It’s an ode to cognitive dissonance when pundits come out swinging (rhetorically) against a strong minimum wage or decent pensions for everyday working people but don’t even bat an eyelash at big-time CEOs who take home millions of dollars a year or outsource local jobs — especially when the economic evidence for the former, and against the latter, is so strong.
For example, Washington has had the highest minimum wage in the nation for years, and yet the state’s unemployment rate is on par with the national rate. Seattle rolled out the first phase of an eventual $15 minimum wage, and King County unemployment is down to 3.3 percent.
Anyone condemning that as anecdotal evidence ought to review a recent study from the Center for Economic Policy Research, which found across-the-board positive effects in 12 of 13 states that increased their minimum wage in early 2014. Or, take a look at the work of Michael Reich (a professor in Economics at UC Berkeley with a Ph.D. from Harvard) and a team of other well-credentialed academics. They compiled minimum wage and employment data from around the country over the past 25 years — including pairing every set of counties in the U.S. across state lines with different minimum wages.
Their conclusions: Minimum wage increases resulted in higher incomes for low-wage workers, lower rates of job turnover and had no impact on the number of jobs in low-wage industries.
Economy-boosting jobs are ones that pay enough for people to maintain spending on the basics such as utilities, repairs, doctor visits and so on, boosting families, communities and local businesses in the process. So why do some CEOs seem to be intent on busting our economy instead?
Microsoft CEO Satya Nadella, according to just-released CEO compensation rankings, got $84 million in 2014 (that’s more than 2,000 times the $40,000 pay of a typical Washington worker, according to 2014 Current Population Survey data). Mr. Nadella is presiding over the layoff of 18,000 workers, about 14 percent of the Microsoft workforce.
Boeing’s Jim McNerney received a cool $23.5 million, or about 587 times the typical worker’s earnings. He’s overseeing a year of job cuts in our state, overturning the Boeing Machinists’ defined benefit pension, and, as a cherry on top, successfully bullying the Legislature for another $4 billion tax giveaway.

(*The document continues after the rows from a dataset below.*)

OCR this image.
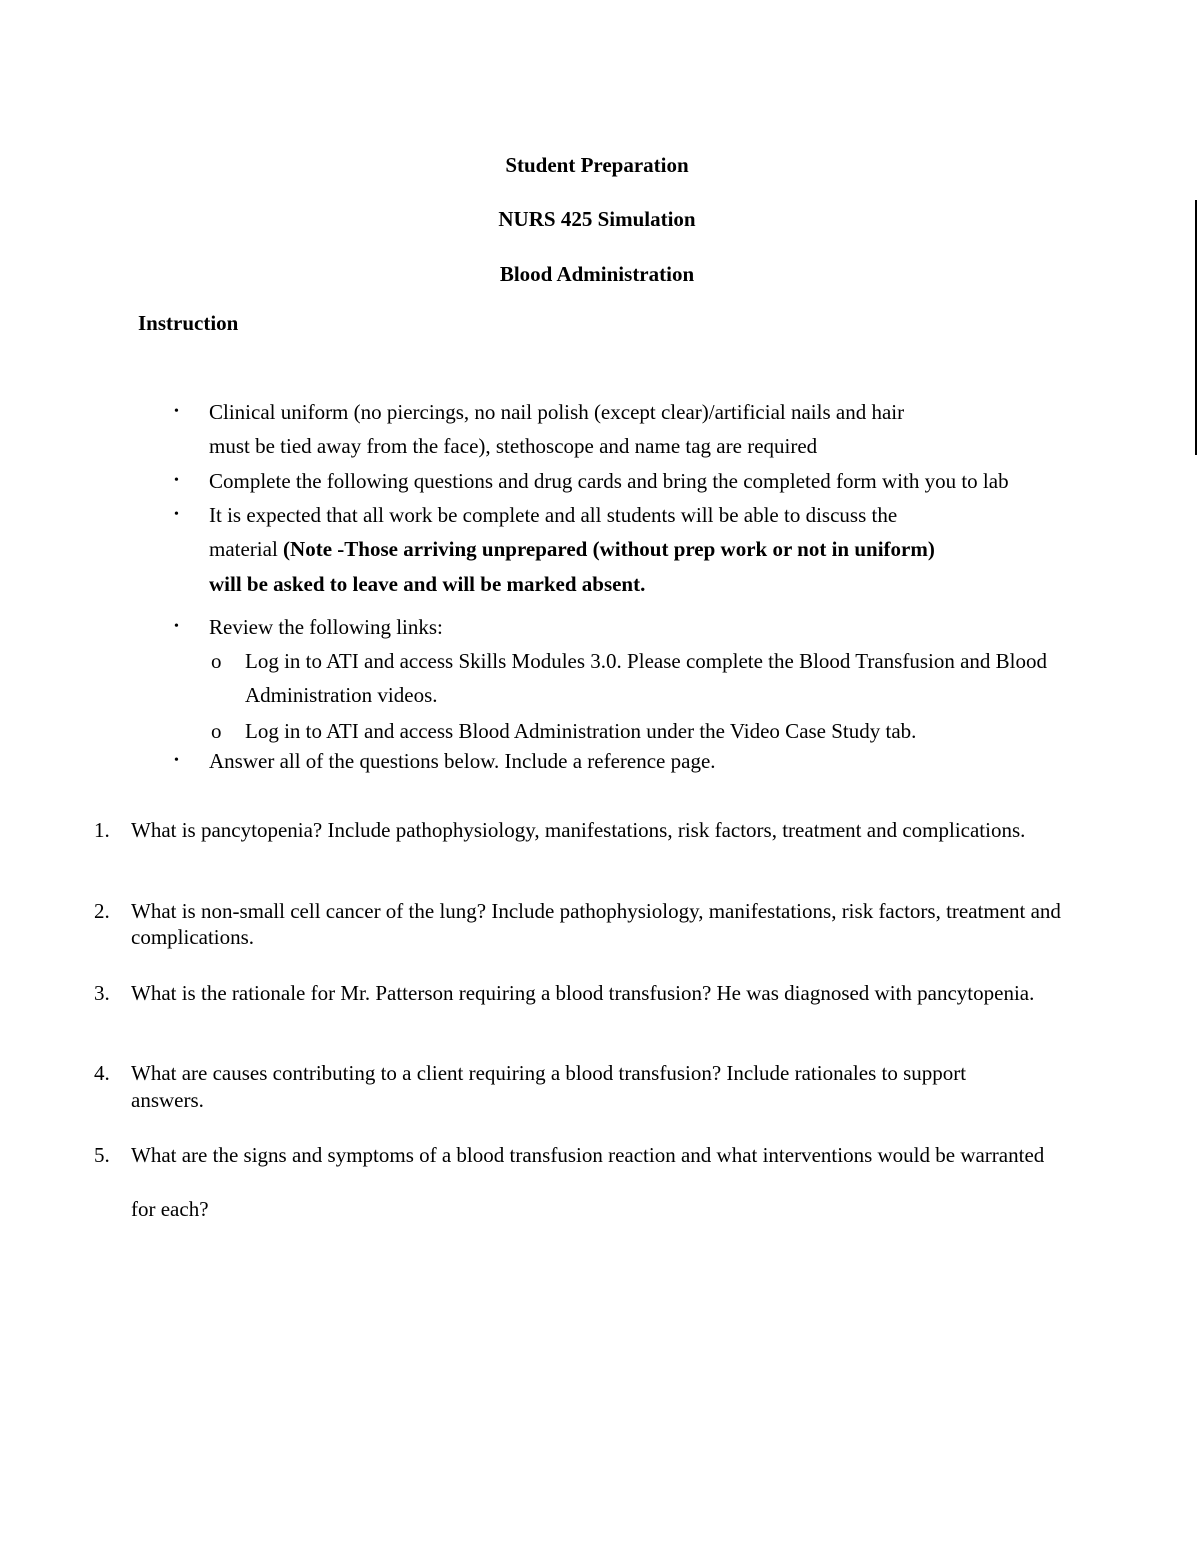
Student Preparation

NURS 425 Simulation

Blood Administration

Instruction

• Clinical uniform (no piercings, no nail polish (except clear)/artificial nails and hair
must be tied away from the face), stethoscope and name tag are required
• Complete the following questions and drug cards and bring the completed form with you to lab
• It is expected that all work be complete and all students will be able to discuss the
material (Note -Those arriving unprepared (without prep work or not in uniform)
will be asked to leave and will be marked absent.
• Review the following links:
o Log in to ATI and access Skills Modules 3.0. Please complete the Blood Transfusion and Blood
Administration videos.
o Log in to ATI and access Blood Administration under the Video Case Study tab.
• Answer all of the questions below. Include a reference page.
1. What is pancytopenia? Include pathophysiology, manifestations, risk factors, treatment and complications.
2. What is non-small cell cancer of the lung? Include pathophysiology, manifestations, risk factors, treatment and
complications.
3. What is the rationale for Mr. Patterson requiring a blood transfusion? He was diagnosed with pancytopenia.
4. What are causes contributing to a client requiring a blood transfusion? Include rationales to support
answers.
5. What are the signs and symptoms of a blood transfusion reaction and what interventions would be warranted
for each?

Brian Roberts, the CEO of Comcast, received $26.5 million. Think about that when you are paying your monthly Comcast bill.
The damage goes deeper than that.
By hiding its profits in overseas tax havens or setting up a storefront in Reno to sell Microsoft products, Microsoft skips out on billions of dollars in taxes to our state and to the federal government. It is no wonder legislators are having a difficult time meeting the voters’ mandate to decrease class sizes in public schools and have (until very recently) dramatically increased tuition at community colleges and public universities.
Boeing has paid federal taxes just three times in the past 12 years, according to the Seattle Times, for a cumulative net $1.3 billion federal tax refund. That works out to an average tax rate in that period of close to negative 3 percent.
If large corporations don’t pay their taxes, then funding for education, health and other public priorities is shifted to small businesses, families and communities themselves. Funding for family leave insurance, which would enable parents to give their kids a stronger start in life, stays on the back burner; elementary-school students end up with larger classes and less personal attention; and college students go deep into debt to pay their tuition.
Outsized CEO pay packages take from most of us — whether through higher prices at checkout, pushing down workers’ wages and benefits or not paying taxes toward the common good — and redistribute the money to a privileged few.
It doesn’t have to be this way.
We have a minimum wage — why not a maximum wage? History might even guide us to a reasonable standard here. The average CEO-to-worker pay ratio was 20-to-1 in the 1950s, 42-to-1 in 1980, and 120-to-1 in 2000, so capping pay at 200 times the median wage would mean CEOs could earn up to $8 million a year, or about $3,846 per hour in our state. Not bad — even compared to Seattle’s $15 minimum wage.